Neighborhood Activities and Teamwork

Neighborhood Activities
A key to cultural diversity in neighborhoods is finding common ground among citizens. Here are a few activities used by neighborhoods to bring their residents together.

Holiday Celebrations
Create a holiday celebration based on the traditions of the different ethnic and religious groups represented in the neighborhood. Ask neighbors to bring a food item and a decoration item used in their own celebrations. You may end up celebrating Christmas, Chanukah, and Kwanza all at once!

Historical Teas
Many neighborhoods are in transition, and it is important to preserve a sense of neighborhood history for the newcomers. One neighborhood sought to preserve its history by sponsoring small, single-block neighborhood teas. One household on the block volunteers to host the event and invites a long-time resident as the guest of honor. The guest of honor and the host invite other neighbors to participate. The host provides refreshments. To ensure that all the teas are similar, a 3-person committee helps to coordinate each of the teas. A television producer in the neighborhood records each of the events.

Progressive Dinners
Groups of 5 or 6 households share a potluck meal with 1 course at each person's house. The dinner is organized so that guests can walk from 1 home to another. Serve dessert at a central location so all of the households can gather for the final event.

May Day Festival
A neighborhood association in Denver, Colorado, celebrates spring with a May Day Festival. The association hosts the event in a park and hires musicians from the neighborhood to play folk music. A potluck dinner is served, and 1 neighbor with a passion for Maypole dancing teaches the traditional dance to children. All participants are invited to make floral wreaths to wear in their hair with materials and instructions provided by the association. Consider celebrating other festivals that have special significance to the people in your neighborhood.

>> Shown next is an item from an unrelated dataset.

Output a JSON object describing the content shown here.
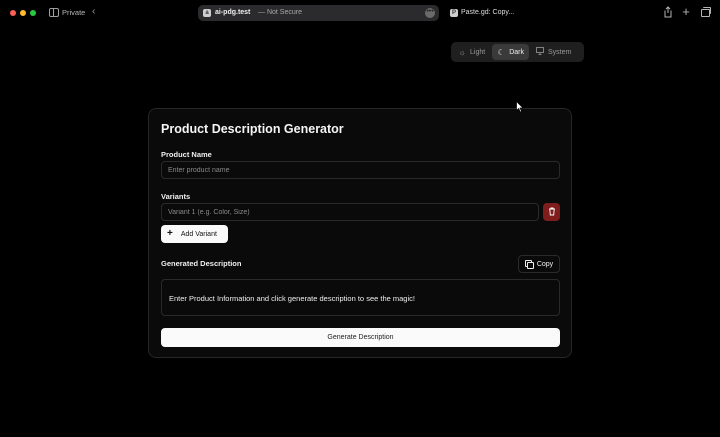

Ice-breaker exercises encourage people to interact in a fun, comfortable way. A 5- to 10-minute ice-breaker before meetings is a great way to develop interaction and build the team.
  • Ask people to find something from their wallet or purse from which they can share a memory or fact.
  • Ask people to share the best thing that happened to them that week.
  • Everyone shares 2 true statements about themselves and 1 false statement. Let the group try to guess which of the 3 statements is false.
  • Have everyone share a favorite memory of living in the neighborhood.
  • Tape a 3-by-5 index card with the name of a famous person on the back of each participant. Tell the group to walk around the room asking yes or no questions that will help them determine what their card says.
Teamwork is about building relationships with people. Here are some things to keep in mind when building a strong team:
  • Ask open-ended questions: People love to talk about themselves. Ask your neighbors about their families, pets, and jobs.
  • Be honest, respectful and responsible.
  • Be trustworthy: Follow through on your promises. If you announce a meeting, plan to hold the meeting. Following through shows you are about action and that you are trustworthy.
  • Recognize the needs of your neighbors: When you plan, consider the needs of your neighborhood.
  • Share information: Let people know what resources are available.